Naast de bescherming van het milieu, gaat het om :
• het gebruik van het continent voor vreedzame doeleinden en de inspecties;
• wetenschappelijke activiteiten;
• toerisme ;
• bioprospectie ;
• klimaatverandering.
Vreedzame doeleinden en inspecties
Het Antarcticaverdrag bepaalt dat “ enkel vreedzame activiteiten zijn toegelaten in Antarctica ” (Artikel 1). Daartoe verbiedt het “alle maatregelen van militaire aard ” maar “ is het niet gekant tegen het gebruik van militair personeel of materieel voor wetenschappelijk onderzoek of andere vreedzame doeleinden”.
De kwestie van de soevereiniteit over Antarctica werd opzijgezet en er werd geopteerd voor een pragmatische oplossing. Sinds meer dan een halve eeuw is Antarctica een regio van vreedzame samenwerking.

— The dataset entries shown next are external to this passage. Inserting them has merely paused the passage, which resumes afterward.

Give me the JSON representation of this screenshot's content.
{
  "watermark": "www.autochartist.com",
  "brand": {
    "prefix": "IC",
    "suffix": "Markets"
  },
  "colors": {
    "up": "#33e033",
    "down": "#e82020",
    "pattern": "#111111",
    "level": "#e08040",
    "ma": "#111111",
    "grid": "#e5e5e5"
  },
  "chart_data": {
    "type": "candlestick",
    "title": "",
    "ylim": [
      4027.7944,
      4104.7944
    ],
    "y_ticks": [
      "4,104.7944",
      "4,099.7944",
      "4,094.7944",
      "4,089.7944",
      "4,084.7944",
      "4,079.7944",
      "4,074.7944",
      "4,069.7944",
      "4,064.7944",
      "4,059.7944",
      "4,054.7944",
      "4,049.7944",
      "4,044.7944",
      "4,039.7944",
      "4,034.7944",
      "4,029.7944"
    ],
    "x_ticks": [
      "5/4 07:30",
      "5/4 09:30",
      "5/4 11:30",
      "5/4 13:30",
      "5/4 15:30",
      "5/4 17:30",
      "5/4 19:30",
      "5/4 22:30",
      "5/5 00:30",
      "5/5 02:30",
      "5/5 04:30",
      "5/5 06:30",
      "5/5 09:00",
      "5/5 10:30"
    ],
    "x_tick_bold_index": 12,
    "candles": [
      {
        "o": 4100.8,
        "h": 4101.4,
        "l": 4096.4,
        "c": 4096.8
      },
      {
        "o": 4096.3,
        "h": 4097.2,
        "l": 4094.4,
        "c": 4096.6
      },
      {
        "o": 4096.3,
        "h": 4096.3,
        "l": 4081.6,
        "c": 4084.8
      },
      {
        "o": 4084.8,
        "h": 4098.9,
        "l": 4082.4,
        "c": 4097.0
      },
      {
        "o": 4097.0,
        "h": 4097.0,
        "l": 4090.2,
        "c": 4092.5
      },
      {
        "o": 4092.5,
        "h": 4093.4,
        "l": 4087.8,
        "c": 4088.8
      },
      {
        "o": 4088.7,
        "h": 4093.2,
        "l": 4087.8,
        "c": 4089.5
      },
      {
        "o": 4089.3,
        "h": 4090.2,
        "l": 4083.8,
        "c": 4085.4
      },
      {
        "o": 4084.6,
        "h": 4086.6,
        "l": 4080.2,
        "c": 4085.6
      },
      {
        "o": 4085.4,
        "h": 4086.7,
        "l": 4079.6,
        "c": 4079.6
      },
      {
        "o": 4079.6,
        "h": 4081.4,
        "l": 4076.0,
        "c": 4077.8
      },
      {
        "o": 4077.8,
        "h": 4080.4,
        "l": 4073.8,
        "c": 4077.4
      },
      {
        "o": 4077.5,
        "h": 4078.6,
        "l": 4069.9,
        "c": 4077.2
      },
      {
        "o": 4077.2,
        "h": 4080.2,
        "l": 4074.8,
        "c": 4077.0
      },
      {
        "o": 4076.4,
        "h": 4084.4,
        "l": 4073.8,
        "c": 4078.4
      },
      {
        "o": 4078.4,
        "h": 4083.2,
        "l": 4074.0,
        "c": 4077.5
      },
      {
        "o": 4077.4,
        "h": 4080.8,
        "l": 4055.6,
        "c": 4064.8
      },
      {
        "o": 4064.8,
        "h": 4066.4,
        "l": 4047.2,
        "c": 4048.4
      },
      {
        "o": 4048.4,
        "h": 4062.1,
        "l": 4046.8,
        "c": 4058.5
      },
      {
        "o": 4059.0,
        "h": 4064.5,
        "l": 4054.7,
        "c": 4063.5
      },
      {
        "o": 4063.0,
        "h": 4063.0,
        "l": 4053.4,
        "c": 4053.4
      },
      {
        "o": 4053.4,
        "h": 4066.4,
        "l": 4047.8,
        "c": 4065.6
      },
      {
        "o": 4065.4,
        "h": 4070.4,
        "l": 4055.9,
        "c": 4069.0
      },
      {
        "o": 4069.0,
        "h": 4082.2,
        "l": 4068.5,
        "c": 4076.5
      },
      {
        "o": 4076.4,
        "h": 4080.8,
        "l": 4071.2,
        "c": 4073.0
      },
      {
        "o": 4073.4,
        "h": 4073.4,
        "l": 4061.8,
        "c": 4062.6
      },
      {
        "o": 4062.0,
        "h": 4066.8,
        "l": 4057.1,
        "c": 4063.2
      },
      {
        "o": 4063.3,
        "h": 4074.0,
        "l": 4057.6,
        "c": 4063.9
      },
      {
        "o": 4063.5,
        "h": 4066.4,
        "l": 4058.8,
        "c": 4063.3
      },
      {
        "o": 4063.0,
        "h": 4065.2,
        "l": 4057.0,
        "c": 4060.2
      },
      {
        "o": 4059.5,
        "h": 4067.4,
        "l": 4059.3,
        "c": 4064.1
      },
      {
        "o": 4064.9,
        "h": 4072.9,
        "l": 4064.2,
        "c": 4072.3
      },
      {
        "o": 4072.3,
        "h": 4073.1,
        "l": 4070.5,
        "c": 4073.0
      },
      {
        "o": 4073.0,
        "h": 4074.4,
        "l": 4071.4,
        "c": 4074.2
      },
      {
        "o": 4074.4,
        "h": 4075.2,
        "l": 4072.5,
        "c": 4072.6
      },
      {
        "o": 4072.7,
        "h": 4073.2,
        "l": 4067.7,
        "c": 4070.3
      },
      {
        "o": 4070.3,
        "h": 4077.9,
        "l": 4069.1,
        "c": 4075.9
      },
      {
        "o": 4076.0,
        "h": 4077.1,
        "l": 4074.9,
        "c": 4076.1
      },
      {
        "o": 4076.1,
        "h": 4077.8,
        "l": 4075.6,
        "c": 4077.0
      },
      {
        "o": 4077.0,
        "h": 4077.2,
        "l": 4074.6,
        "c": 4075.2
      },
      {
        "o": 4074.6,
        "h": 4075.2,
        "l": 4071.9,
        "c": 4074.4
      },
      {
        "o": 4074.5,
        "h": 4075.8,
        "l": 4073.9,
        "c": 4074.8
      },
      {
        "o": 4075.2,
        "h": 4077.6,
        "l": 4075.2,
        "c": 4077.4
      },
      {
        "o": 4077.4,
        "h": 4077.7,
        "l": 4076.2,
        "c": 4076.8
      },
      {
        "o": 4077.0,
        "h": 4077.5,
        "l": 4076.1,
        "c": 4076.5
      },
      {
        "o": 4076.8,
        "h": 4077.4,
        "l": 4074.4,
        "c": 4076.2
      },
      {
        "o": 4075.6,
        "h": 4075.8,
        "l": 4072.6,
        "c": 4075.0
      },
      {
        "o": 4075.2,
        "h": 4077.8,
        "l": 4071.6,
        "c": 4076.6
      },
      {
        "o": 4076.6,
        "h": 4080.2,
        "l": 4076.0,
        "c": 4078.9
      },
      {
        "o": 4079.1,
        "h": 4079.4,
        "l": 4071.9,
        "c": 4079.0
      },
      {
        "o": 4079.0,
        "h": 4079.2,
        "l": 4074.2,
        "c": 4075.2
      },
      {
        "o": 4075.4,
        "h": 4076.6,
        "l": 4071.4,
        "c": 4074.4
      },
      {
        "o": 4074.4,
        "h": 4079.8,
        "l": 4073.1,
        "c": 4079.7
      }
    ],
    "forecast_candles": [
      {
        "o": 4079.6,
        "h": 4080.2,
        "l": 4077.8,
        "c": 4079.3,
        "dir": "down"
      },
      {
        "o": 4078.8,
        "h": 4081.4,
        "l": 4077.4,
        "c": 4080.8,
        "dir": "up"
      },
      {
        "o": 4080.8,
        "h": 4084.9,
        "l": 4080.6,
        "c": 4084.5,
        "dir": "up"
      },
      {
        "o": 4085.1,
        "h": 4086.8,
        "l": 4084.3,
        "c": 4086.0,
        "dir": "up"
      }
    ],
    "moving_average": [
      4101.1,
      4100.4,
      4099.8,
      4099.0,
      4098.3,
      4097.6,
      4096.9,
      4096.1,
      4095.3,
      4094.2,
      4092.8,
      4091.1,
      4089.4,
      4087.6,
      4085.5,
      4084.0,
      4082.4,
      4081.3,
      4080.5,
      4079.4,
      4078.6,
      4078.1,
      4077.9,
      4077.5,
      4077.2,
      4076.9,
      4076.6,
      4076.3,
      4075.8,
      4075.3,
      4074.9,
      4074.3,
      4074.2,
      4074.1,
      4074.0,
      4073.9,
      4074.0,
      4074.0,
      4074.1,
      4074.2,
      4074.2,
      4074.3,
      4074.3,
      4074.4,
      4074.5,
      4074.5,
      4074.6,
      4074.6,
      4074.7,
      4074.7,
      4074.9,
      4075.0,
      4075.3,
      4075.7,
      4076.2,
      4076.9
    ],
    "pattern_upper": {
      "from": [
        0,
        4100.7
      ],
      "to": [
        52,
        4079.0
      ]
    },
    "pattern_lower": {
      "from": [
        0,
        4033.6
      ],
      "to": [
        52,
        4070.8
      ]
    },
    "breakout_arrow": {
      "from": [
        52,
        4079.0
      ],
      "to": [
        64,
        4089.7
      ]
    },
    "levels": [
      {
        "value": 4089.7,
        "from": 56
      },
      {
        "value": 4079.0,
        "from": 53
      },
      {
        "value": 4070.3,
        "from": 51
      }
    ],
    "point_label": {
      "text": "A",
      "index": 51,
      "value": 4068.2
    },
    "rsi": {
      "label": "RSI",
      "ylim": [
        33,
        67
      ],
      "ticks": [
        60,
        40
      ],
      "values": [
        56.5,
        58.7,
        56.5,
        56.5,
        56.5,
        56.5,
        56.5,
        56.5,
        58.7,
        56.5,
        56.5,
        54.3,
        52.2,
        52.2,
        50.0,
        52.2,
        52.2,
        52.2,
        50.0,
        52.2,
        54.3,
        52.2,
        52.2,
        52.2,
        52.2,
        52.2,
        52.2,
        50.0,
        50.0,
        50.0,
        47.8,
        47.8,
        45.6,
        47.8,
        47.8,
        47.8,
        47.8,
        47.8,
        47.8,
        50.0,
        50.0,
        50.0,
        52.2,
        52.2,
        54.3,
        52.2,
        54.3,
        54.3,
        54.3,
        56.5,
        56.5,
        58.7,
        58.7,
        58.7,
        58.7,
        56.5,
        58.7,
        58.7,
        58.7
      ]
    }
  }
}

De Partijen moeten elkaar wederzijds op de hoogte houden van hun activiteiten in Antarctica via een elektronisch informatie-uitwisselingssysteem. Ze moeten ook de inspecties van hun installaties door de andere Partijen mogelijk maken : elk van de Verdragsluitende Partijen heeft het recht waarnemers aan te wijzen die belast zullen worden met het uitvoeren van de inspecties in het kader van het Verdrag (artikel VII). De waarnemers “hebben te allen tijde volledige vrije toegang tot alle delen van Antarctica ”, “met inbegrip van alle waarnemingsstations, installaties en al het aldaar aanwezige materieel, alsmede alle schepen en luchtvaartuigen op plaatsen voor het in- en uitladen van goederen of personeel in Antarctica ”.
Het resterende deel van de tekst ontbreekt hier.